Now you can use Docker Machine to create a docker host on FIWARE. The docker machine takes 7 parameters: -d specifies the openstack driver is used to interact with the cloud provider. Of course we specify the openstack driver since FIWARE is implemented as an openstack cloud. --openstack-flavor-id: The flavor id species the size of the virtual machine in which to place the docker host --openstack-image-name: The image name is the name of the virtual machine image. The image id could be used instead using the openstack-image-id flag. --openstack-net-name: The network name as shown in FIWARE Cloud GUI. --openstack-floatingip-pool: floating ip-pool as shown in FIWARE Cloud GUI.
--openstack-sec-groups: security group as shown in FIWARE Cloud GUI.
* The last parameter is the name of the docker host, in this cast docker-host.

When it completes it tells you to run the docker-machine env command to learn how to interact with the docker host that was created. It tells you the TLS with be used secure the communication between the client and docker host.

For instance to create the docker host called docker-host you issue this command:

>docker-machine create -d openstack 
--openstack-flavor-id="2" 
--openstack-image-name="Ubuntu Server 14.04.1 (x64)" 
--openstack-net-name="node-int-net-01" 
--openstack-floatingip-pool="public-ext-net-01" 
--openstack-sec-groups="docker-machine-sg" docker-host

When it finishes it says:

To see how to connect Docker to this machine run: docker-machine env docker-host

>docker-machine env docker-host

supplies the information to interact remotely with docker-host with your docker client.

>eval "$(docker-machine env docker-host)"

transforms the environment so that the local docker client manages the remote fiware docker host. Once the eval command is run all docker commands acts as if they are run on the remote docker host.
Actually the commands are executed as docker REST apis securely transferred over the internet within the TLS envelop.

For example:

>docker run hello-world

launches hello-world on the docker-host running of FIWARE.
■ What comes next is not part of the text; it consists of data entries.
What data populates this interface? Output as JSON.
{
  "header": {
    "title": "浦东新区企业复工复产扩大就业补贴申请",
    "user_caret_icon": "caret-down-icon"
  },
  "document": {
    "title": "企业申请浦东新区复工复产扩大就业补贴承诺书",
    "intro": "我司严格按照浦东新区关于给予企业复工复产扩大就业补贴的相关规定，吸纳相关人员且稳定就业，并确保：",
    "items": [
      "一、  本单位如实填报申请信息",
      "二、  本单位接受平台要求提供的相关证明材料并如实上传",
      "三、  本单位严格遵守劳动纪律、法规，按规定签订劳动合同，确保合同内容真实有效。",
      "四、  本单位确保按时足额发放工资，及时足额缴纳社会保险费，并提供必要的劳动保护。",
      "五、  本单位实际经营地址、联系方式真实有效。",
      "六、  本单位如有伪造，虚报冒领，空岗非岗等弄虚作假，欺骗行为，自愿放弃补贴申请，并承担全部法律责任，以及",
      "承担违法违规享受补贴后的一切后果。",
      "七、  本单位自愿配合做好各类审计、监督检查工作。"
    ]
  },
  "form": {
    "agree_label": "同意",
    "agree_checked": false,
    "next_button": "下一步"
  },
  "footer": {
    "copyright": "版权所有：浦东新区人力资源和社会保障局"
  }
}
>docker run -d -P training/webapp python app-py

launches the webapp service on the docker-host running of FIWARE. Use docker ps to see which port the webapp is listening to and the external port to which it is paired. Then you can interact with the service using the docker-host URL and the assigned external port.

Docker Compose

Docker compose can also be used to run multi-service applications.
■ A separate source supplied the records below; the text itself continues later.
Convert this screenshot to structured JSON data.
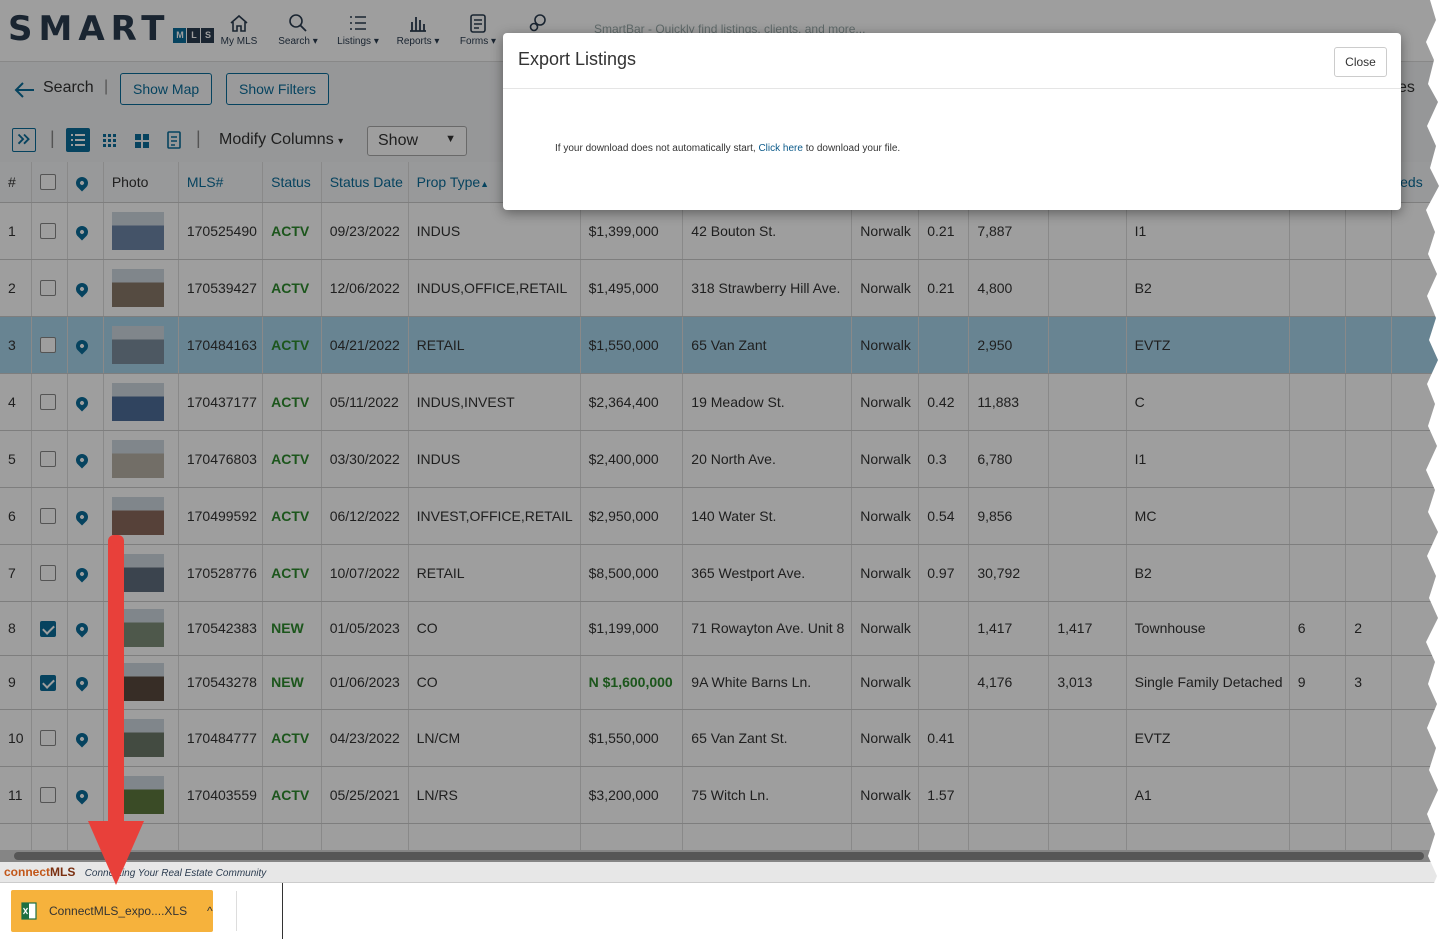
{
  "header": {
    "logo_text": "SMART",
    "logo_mls": [
      "M",
      "L",
      "S"
    ],
    "nav": [
      {
        "label": "My MLS",
        "icon": "home-icon"
      },
      {
        "label": "Search ▾",
        "icon": "search-icon"
      },
      {
        "label": "Listings ▾",
        "icon": "list-icon"
      },
      {
        "label": "Reports ▾",
        "icon": "bar-chart-icon"
      },
      {
        "label": "Forms ▾",
        "icon": "document-icon"
      },
      {
        "label": "",
        "icon": "gears-icon"
      }
    ],
    "smartbar_placeholder": "SmartBar - Quickly find listings, clients, and more..."
  },
  "toolbar": {
    "back_label": "Search",
    "show_map": "Show Map",
    "show_filters": "Show Filters",
    "right_partial": "es",
    "modify_columns": "Modify Columns",
    "show_select": "Show"
  },
  "grid": {
    "columns": [
      "#",
      "",
      "",
      "Photo",
      "MLS#",
      "Status",
      "Status Date",
      "Prop Type",
      "",
      "",
      "",
      "",
      "",
      "",
      "",
      "",
      "",
      "eds"
    ],
    "rows": [
      {
        "num": "1",
        "checked": false,
        "mls": "170525490",
        "status": "ACTV",
        "date": "09/23/2022",
        "type": "INDUS",
        "price": "$1,399,000",
        "address": "42 Bouton St.",
        "town": "Norwalk",
        "acres": "0.21",
        "sqft": "7,887",
        "sqft2": "",
        "zone": "I1",
        "c1": "",
        "c2": "",
        "selected": false,
        "price_hi": false,
        "photo": "#6f86a8"
      },
      {
        "num": "2",
        "checked": false,
        "mls": "170539427",
        "status": "ACTV",
        "date": "12/06/2022",
        "type": "INDUS,OFFICE,RETAIL",
        "price": "$1,495,000",
        "address": "318 Strawberry Hill Ave.",
        "town": "Norwalk",
        "acres": "0.21",
        "sqft": "4,800",
        "sqft2": "",
        "zone": "B2",
        "c1": "",
        "c2": "",
        "selected": false,
        "price_hi": false,
        "photo": "#8a7a6a"
      },
      {
        "num": "3",
        "checked": false,
        "mls": "170484163",
        "status": "ACTV",
        "date": "04/21/2022",
        "type": "RETAIL",
        "price": "$1,550,000",
        "address": "65 Van Zant",
        "town": "Norwalk",
        "acres": "",
        "sqft": "2,950",
        "sqft2": "",
        "zone": "EVTZ",
        "c1": "",
        "c2": "",
        "selected": true,
        "price_hi": false,
        "photo": "#7d8f9f"
      },
      {
        "num": "4",
        "checked": false,
        "mls": "170437177",
        "status": "ACTV",
        "date": "05/11/2022",
        "type": "INDUS,INVEST",
        "price": "$2,364,400",
        "address": "19 Meadow St.",
        "town": "Norwalk",
        "acres": "0.42",
        "sqft": "11,883",
        "sqft2": "",
        "zone": "C",
        "c1": "",
        "c2": "",
        "selected": false,
        "price_hi": false,
        "photo": "#4e6f9a"
      },
      {
        "num": "5",
        "checked": false,
        "mls": "170476803",
        "status": "ACTV",
        "date": "03/30/2022",
        "type": "INDUS",
        "price": "$2,400,000",
        "address": "20 North Ave.",
        "town": "Norwalk",
        "acres": "0.3",
        "sqft": "6,780",
        "sqft2": "",
        "zone": "I1",
        "c1": "",
        "c2": "",
        "selected": false,
        "price_hi": false,
        "photo": "#b9b2a6"
      },
      {
        "num": "6",
        "checked": false,
        "mls": "170499592",
        "status": "ACTV",
        "date": "06/12/2022",
        "type": "INVEST,OFFICE,RETAIL",
        "price": "$2,950,000",
        "address": "140 Water St.",
        "town": "Norwalk",
        "acres": "0.54",
        "sqft": "9,856",
        "sqft2": "",
        "zone": "MC",
        "c1": "",
        "c2": "",
        "selected": false,
        "price_hi": false,
        "photo": "#8b6a5c"
      },
      {
        "num": "7",
        "checked": false,
        "mls": "170528776",
        "status": "ACTV",
        "date": "10/07/2022",
        "type": "RETAIL",
        "price": "$8,500,000",
        "address": "365 Westport Ave.",
        "town": "Norwalk",
        "acres": "0.97",
        "sqft": "30,792",
        "sqft2": "",
        "zone": "B2",
        "c1": "",
        "c2": "",
        "selected": false,
        "price_hi": false,
        "photo": "#5f6f7f"
      },
      {
        "num": "8",
        "checked": true,
        "mls": "170542383",
        "status": "NEW",
        "date": "01/05/2023",
        "type": "CO",
        "price": "$1,199,000",
        "address": "71 Rowayton Ave. Unit 8",
        "town": "Norwalk",
        "acres": "",
        "sqft": "1,417",
        "sqft2": "1,417",
        "zone": "Townhouse",
        "c1": "6",
        "c2": "2",
        "selected": false,
        "price_hi": false,
        "photo": "#7f8f7a"
      },
      {
        "num": "9",
        "checked": true,
        "mls": "170543278",
        "status": "NEW",
        "date": "01/06/2023",
        "type": "CO",
        "price": "N $1,600,000",
        "address": "9A White Barns Ln.",
        "town": "Norwalk",
        "acres": "",
        "sqft": "4,176",
        "sqft2": "3,013",
        "zone": "Single Family Detached",
        "c1": "9",
        "c2": "3",
        "selected": false,
        "price_hi": true,
        "photo": "#5a4a3e"
      },
      {
        "num": "10",
        "checked": false,
        "mls": "170484777",
        "status": "ACTV",
        "date": "04/23/2022",
        "type": "LN/CM",
        "price": "$1,550,000",
        "address": "65 Van Zant St.",
        "town": "Norwalk",
        "acres": "0.41",
        "sqft": "",
        "sqft2": "",
        "zone": "EVTZ",
        "c1": "",
        "c2": "",
        "selected": false,
        "price_hi": false,
        "photo": "#6d7a6a"
      },
      {
        "num": "11",
        "checked": false,
        "mls": "170403559",
        "status": "ACTV",
        "date": "05/25/2021",
        "type": "LN/RS",
        "price": "$3,200,000",
        "address": "75 Witch Ln.",
        "town": "Norwalk",
        "acres": "1.57",
        "sqft": "",
        "sqft2": "",
        "zone": "A1",
        "c1": "",
        "c2": "",
        "selected": false,
        "price_hi": false,
        "photo": "#5e7a3e"
      }
    ]
  },
  "modal": {
    "title": "Export Listings",
    "close": "Close",
    "msg_before": "If your download does not automatically start, ",
    "link": "Click here",
    "msg_after": " to download your file."
  },
  "footer": {
    "brand_a": "connect",
    "brand_b": "MLS",
    "tagline": "Connecting Your Real Estate Community"
  },
  "download": {
    "filename": "ConnectMLS_expo....XLS",
    "icon": "excel-file-icon"
  },
  "colors": {
    "accent": "#0b6d9a",
    "status_green": "#2e8b2e",
    "selected_row": "#a9d6ec",
    "download_bg": "#f6b23c",
    "arrow": "#e8403a"
  }
}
For instance given you can run the FIWARE context broker using this docker-compose.yml:

mongo:
  image: mongo:2.6
  command: --smallfiles

orion:
  image: fiware/orion
  links:
    - mongo
  ports:
    - ":1026"
  command: -dbhost mongo

The yml file describes two containers mongo db and orion. Orion listens on port 1026. We could assign an external port to pair with 1026, but in this case we allow docker to auto define the port.

>docker-compose up -d

brings up the orion service and run it in the background as a daemon. We the use the docker-compose ps command to see the service instance and its external port.

Docker Swarm

We can also create swarm clusers on the FIWARE cloud.

The first task is to create a token that is used to bind the different hosts on the cluster. The 'docker run swarm create` command is used for the task. It returns a token that is used to identify and bind the cluster.

Next we create the Swarm master using the same docker-machine create command that was described above and add the following flags: --swarm --swarm-master * --swarm-discovery discovery requires the token as input

For example:

>docker-machine create -d openstack 
--openstack-flavor-id="2" 
--openstack-image-name="Ubuntu Server 14.04.1 (x64)" 
--openstack-net-name="node-int-net-01" 
--openstack-floatingip-pool="public-ext-net-01" 
--openstack-sec-groups="docker-machine-sg" docker-host
--swarm --swarm-master 
--swarm-discovery token://$TOKEN Swarm-Master

Creates the docker host "Swarm-Master" which is a swarm master.

To create a swarm slave do not include the --swarm-master flag.

The docker-machine ls command will indicate which host is a master and which host is a slave.